It’s déjà vu all over again. While a small subset of Congress meets to find a solution to the border security impasse, there is a real possibility we’re two weeks away from an encore. But instead of working 24-7 to find solutions to avoid another shutdown, many in Congress are pushing legislation to treat the symptom (disruptions caused by funding lapses) while ignoring the disease: unwillingness to do the job.
We hope that everyone recognizes that no one wins from shutdowns. The holdouts don’t get their way, taxpayers lose, and federal workers and contractors get hosed. The most recent 35-day shutdown ended like every one of its predecessors – with nothing to show for it.
Shutdowns – Lose/Lose, Little Gain
Actually less than nothing. The Congressional Budget Office estimated a Gross Domestic Product (GDP) loss of roughly $11 billion. Around $8 billion will be recovered, but $3 billion is gone for good. In the context of more than a $20 trillion economy, it isn’t a huge percentage, but it is the same amount as about a third of the Department of Commerce’s budget or more than three times the Small Business Administration’s budget. And of course for the workers who lost wages and businesses who lost business, the fact that it is a small hit in macroeconomic terms is of little comfort.
There are plenty of other costs that don’t show up on the budget balance sheet. The GDP hit doesn’t include the pay that is going to workers who, through no fault of their own, didn’t work during the shutdown. There are re-start-up costs to bring agencies back online with missed deadlines, and experiments that have to be revived after permanent interruptions to data. Staff at one NASA facility came back to flooded labs and work spaces from a leak. There’s also the opportunity cost of projects, conferences, kick-offs etc. that lapsed and may never come back as a result of funding lapses. And then there’s the sheer backlog of work awaiting government agencies after a five-week work stoppage.
It was a lot of pain with no gain.
It pays to remember this was a partial government shutdown. Five of the twelve spending bills that fund government were enacted before the October 1 start to fiscal year 2019. So the Departments of Defense, Education, Energy, Health and Human Services, Labor, and Veterans Affairs were spared. But Commerce, Interior Homeland Security, Housing and Urban Development, Justice, and Treasury to name a few are operating under a 21 day reprieve that expires February 15 – two weeks away.
With this pain fresh on their mind some lawmakers are using this latest shutdown as an opportunity to pitch legislation that would automatically keep government open, with some pain applied. One bill would fund all of government at previous year’s levels except the legislative branch and the executive office of the president – the entities that have negotiated an end to a shutdown. Another would keep government open but at one percent across the board cut for the first 90 days, then another one percent cut for another 90 days and so on. Yet another would keep government open for 120 days before starting the one percent across the board cuts every 90 days.

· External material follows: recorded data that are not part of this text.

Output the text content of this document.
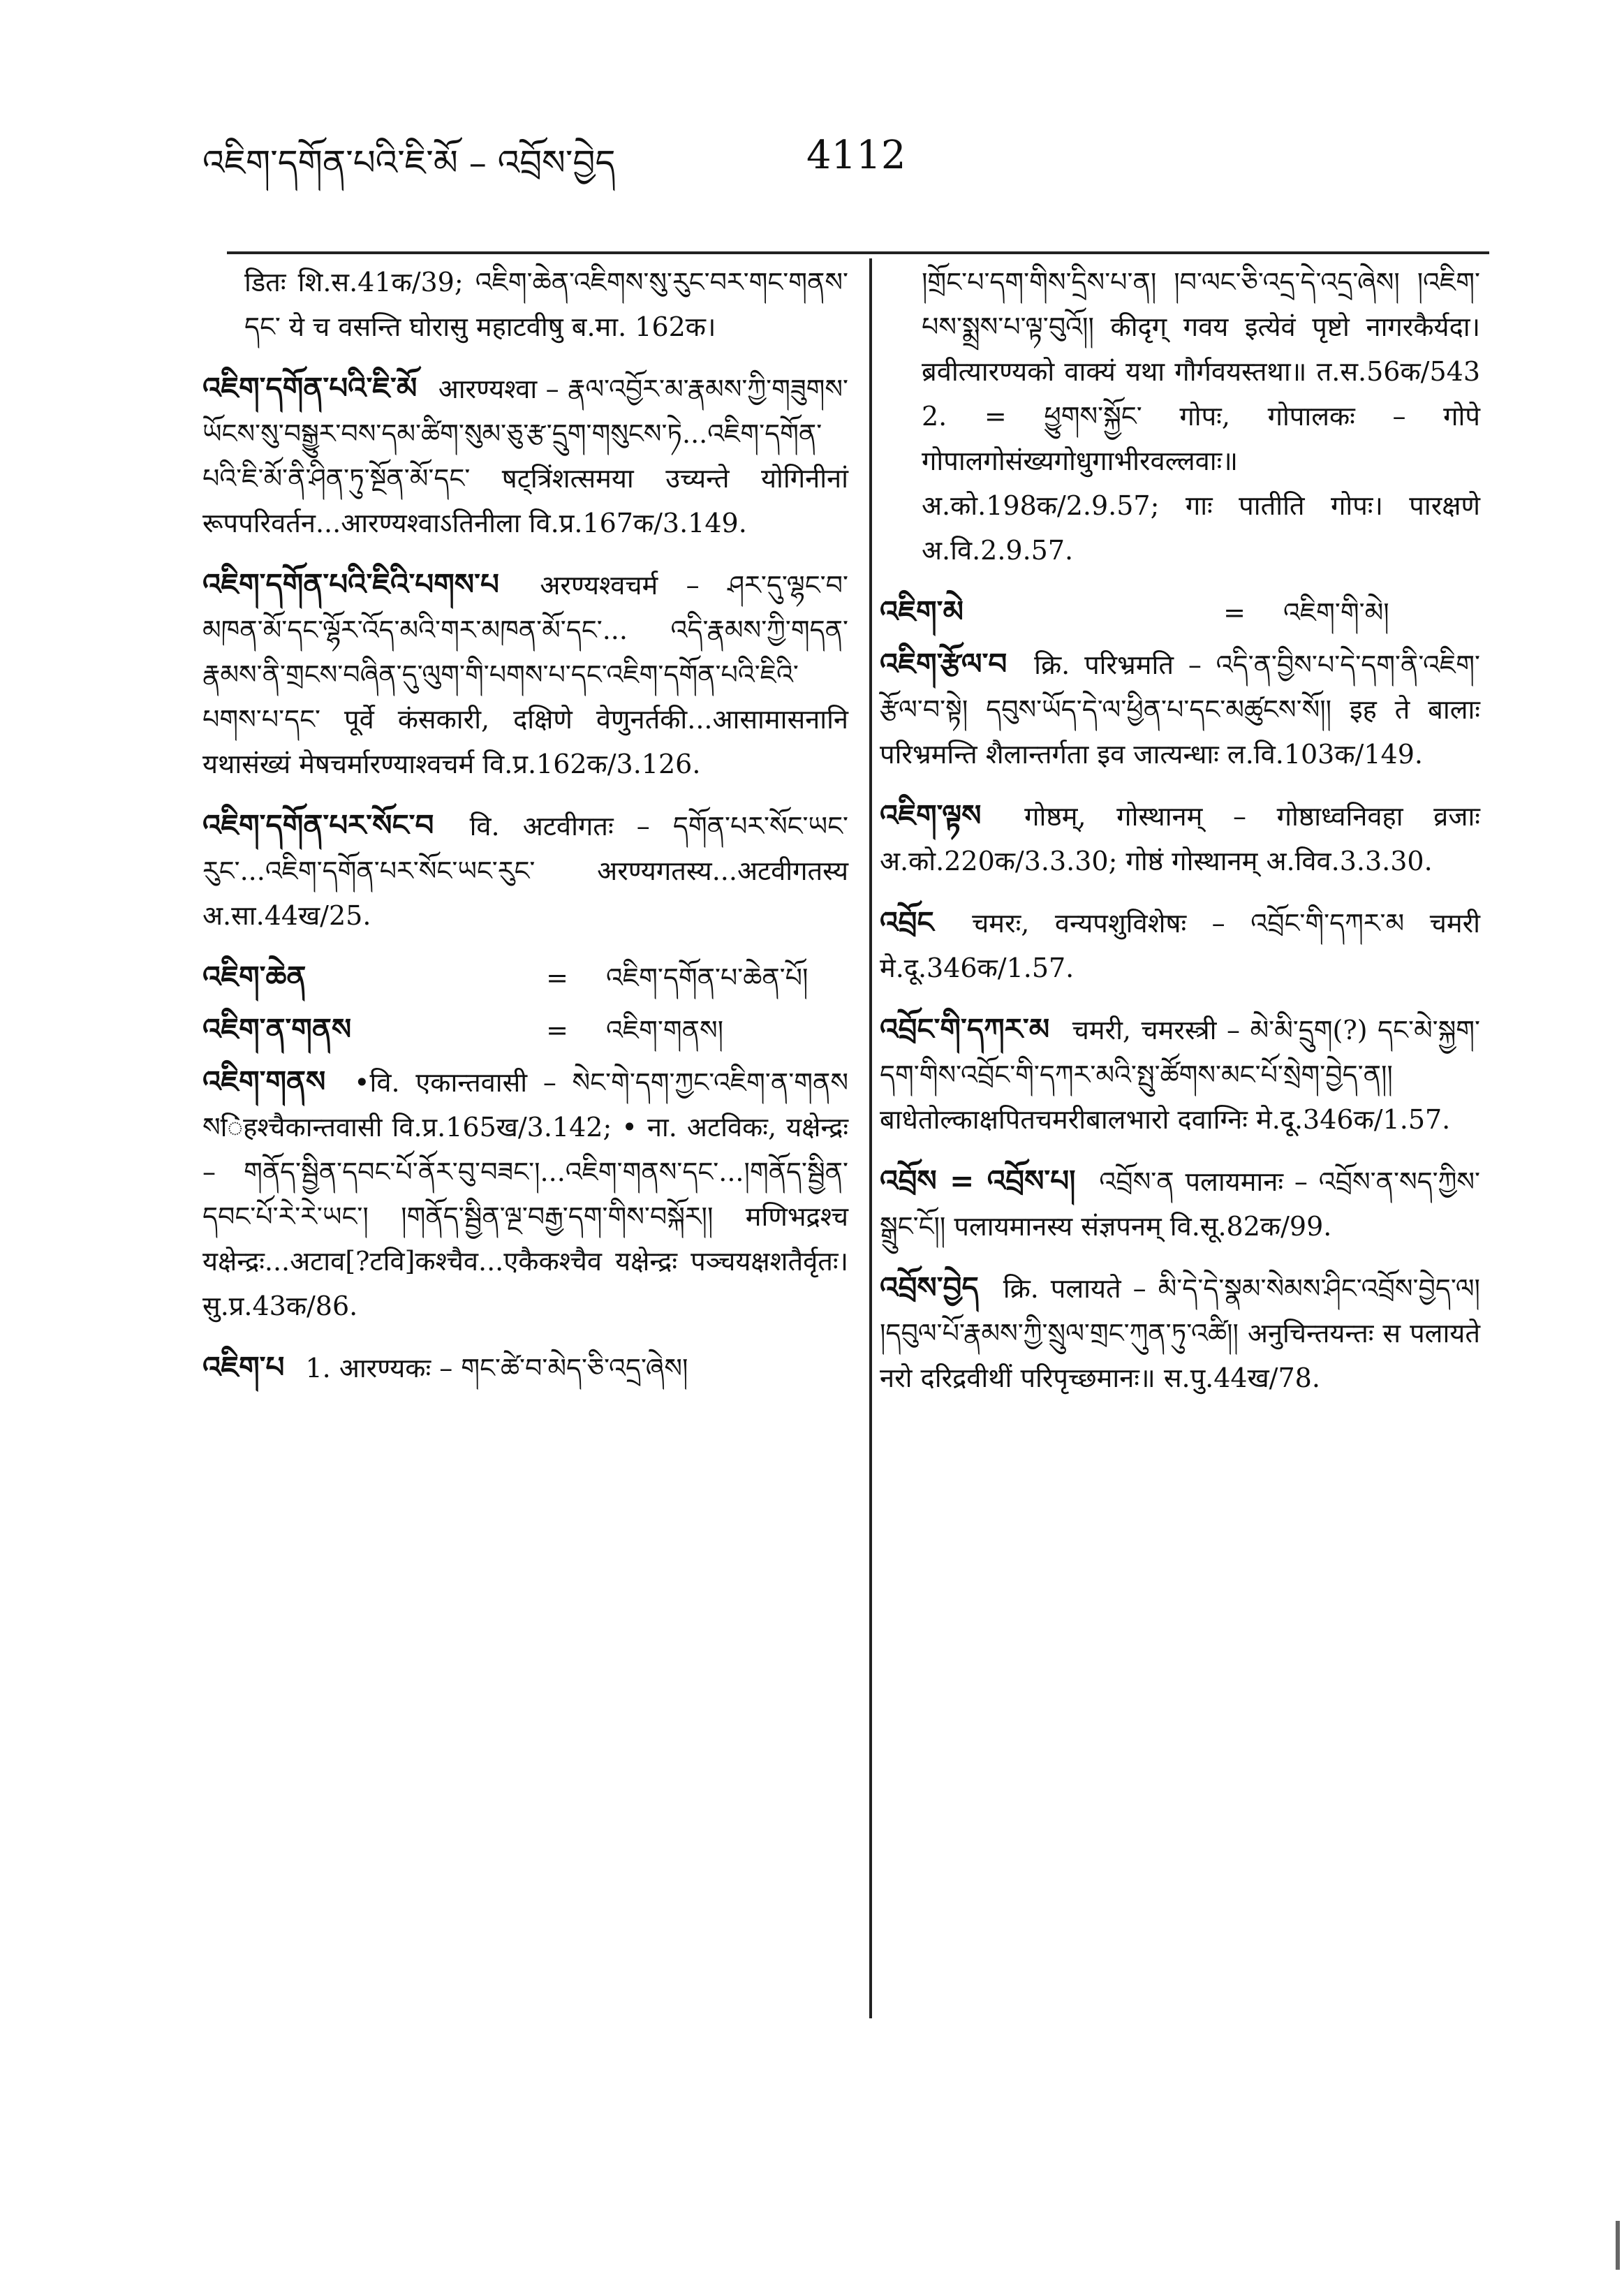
འཇིག་དགོན་པའི་ཇི་མོ – འབྲོས་བྱེད	4112
डितः शि.स.41क/39; འཇིག་ཆེན་འཇིགས་སུ་རུང་བར་གང་གནས་དང་ ये च वसन्ति घोरासु महाटवीषु ब.मा. 162क।
འཇིག་དགོན་པའི་ཇི་མོ आरण्यश्वा – རྣལ་འབྱོར་མ་རྣམས་ཀྱི་གཟུགས་ཡོངས་སུ་བསྒྱུར་བས་དམ་ཚིག་སུམ་ཅུ་རྩ་དྲུག་གསུངས་ཏེ...འཇིག་དགོན་པའི་ཇི་མོ་ནི་ཤིན་ཏུ་སྔོན་མོ་དང་ षट्त्रिंशत्समया उच्यन्ते योगिनीनां रूपपरिवर्तन...आरण्यश्वाऽतिनीला वि.प्र.167क/3.149.
འཇིག་དགོན་པའི་ཇིའི་པགས་པ अरण्यश्वचर्म – ཤར་དུ་ལྷང་བ་མཁན་མོ་དང་ལྷོར་འོད་མའི་གར་མཁན་མོ་དང་... འདི་རྣམས་ཀྱི་གདན་རྣམས་ནི་གྲངས་བཞིན་དུ་ལུག་གི་པགས་པ་དང་འཇིག་དགོན་པའི་ཇིའི་པགས་པ་དང་ पूर्वे कंसकारी, दक्षिणे वेणुनर्तकी...आसामासनानि यथासंख्यं मेषचर्मारण्याश्वचर्म वि.प्र.162क/3.126.
འཇིག་དགོན་པར་སོང་བ वि. अटवीगतः – དགོན་པར་སོང་ཡང་རུང་...འཇིག་དགོན་པར་སོང་ཡང་རུང་ अरण्यगतस्य...अटवीगतस्य अ.सा.44ख/25.
འཇིག་ཆེན	=	འཇིག་དགོན་པ་ཆེན་པོ།
འཇིག་ན་གནས	=	འཇིག་གནས།
འཇིག་གནས •वि. एकान्तवासी – སེང་གེ་དག་ཀྱང་འཇིག་ན་གནས སिंहश्चैकान्तवासी वि.प्र.165ख/3.142; • ना. अटविकः, यक्षेन्द्रः – གནོད་སྦྱིན་དབང་པོ་ནོར་བུ་བཟང་།...འཇིག་གནས་དང་...།གནོད་སྦྱིན་དབང་པོ་རེ་རེ་ཡང་། །གནོད་སྦྱིན་ལྔ་བརྒྱ་དག་གིས་བསྐོར།། मणिभद्रश्च यक्षेन्द्रः...अटाव[?टवि]कश्चैव...एकैकश्चैव यक्षेन्द्रः पञ्चयक्षशतैर्वृतः। सु.प्र.43क/86.
འཇིག་པ 1. आरण्यकः – གང་ཚེ་བ་མེད་ཅི་འདྲ་ཞེས།
།གྲོང་པ་དག་གིས་དྲིས་པ་ན། །བ་ལང་ཅི་འདྲ་དེ་འདྲ་ཞེས། །འཇིག་པས་སྨྲས་པ་ལྟ་བུའོ།། कीदृग् गवय इत्येवं पृष्टो नागरकैर्यदा। ब्रवीत्यारण्यको वाक्यं यथा गौर्गवयस्तथा॥ त.स.56क/543 2. = ཕྱུགས་སྐྱོང་ गोपः, गोपालकः – गोपे गोपालगोसंख्यगोधुगाभीरवल्लवाः॥ अ.को.198क/2.9.57; गाः पातीति गोपः। पारक्षणे अ.वि.2.9.57.
འཇིག་མེ	=	འཇིག་གི་མེ།
འཇིག་རྩོལ་བ क्रि. परिभ्रमति – འདི་ན་བྱིས་པ་དེ་དག་ནི་འཇིག་རྩོལ་བ་སྟེ། དབུས་ཡོད་དེ་ལ་ཕྱིན་པ་དང་མཚུངས་སོ།། इह ते बालाः परिभ्रमन्ति शैलान्तर्गता इव जात्यन्धाः ल.वि.103क/149.
འཇིག་ལྟས गोष्ठम्, गोस्थानम् – गोष्ठाध्वनिवहा व्रजाः अ.को.220क/3.3.30; गोष्ठं गोस्थानम् अ.विव.3.3.30.
འབྲོང चमरः, वन्यपशुविशेषः – འབྲོང་གི་དཀར་མ चमरी मे.दू.346क/1.57.
འབྲོང་གི་དཀར་མ चमरी, चमरस्त्री – མེ་མི་དྲུག(?) དང་མེ་སྐྱག་དག་གིས་འབྲོང་གི་དཀར་མའི་སྤུ་ཚོགས་མང་པོ་སྲེག་བྱེད་ན།། बाधेतोल्काक्षपितचमरीबालभारो दवाग्निः मे.दू.346क/1.57.
འབྲོས = འབྲོས་པ། འབྲོས་ན पलायमानः – འབྲོས་ན་སད་ཀྱིས་སྒྲུང་ངོ།། पलायमानस्य संज्ञपनम् वि.सू.82क/99.
འབྲོས་བྱེད क्रि. पलायते – མི་དེ་དེ་སྣམ་སེམས་ཤིང་འབྲོས་བྱེད་ལ། །དབུལ་པོ་རྣམས་ཀྱི་སྲུལ་གྲང་ཀུན་ཏུ་འཚི།། अनुचिन्तयन्तः स पलायते नरो दरिद्रवीथीं परिपृच्छमानः॥ स.पु.44ख/78.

We sum up these shutdown prevention bills in one word: pathetic.
Congress, Do Your Job
Policymakers already have the tools to prevent shutdowns. Vote. Pass spending bills or continuing resolutions and have the president sign or veto them. Then do it again or overturn the veto. It’s called legislating, give and take. This latest shutdown was about a roughly $4 billion difference over a “wall.” We put wall in quotes, because there have been virtually no specifics as to what would be built, where, or when. We’re all for border security, but there has yet to be a plan put into place spelling out how to achieve it.
Both sides can negotiate over border security tactics while the government is open. In fact, that’s what’s happening now. And that’s what they should do. Border walls, health insurance subsidies, water projects, tax cuts, post office namings, whatever. Debating the merits of investing taxpayer dollars on this and that or that and this is the very point of having a Congress.
One thing that is likely to come from these shutdown prevention bills is longer periods of government operating under Continuing Resolutions which are also wasteful. Lawmakers are like college students with a term paper. Delay the deadline 120 days, and they will pull an all-nighter the 119th day to get it done.
Shutdowns are wasteful and do need to be eliminated. But lawmakers don’t need legislation to protect them from themselves. They simply need to legislate.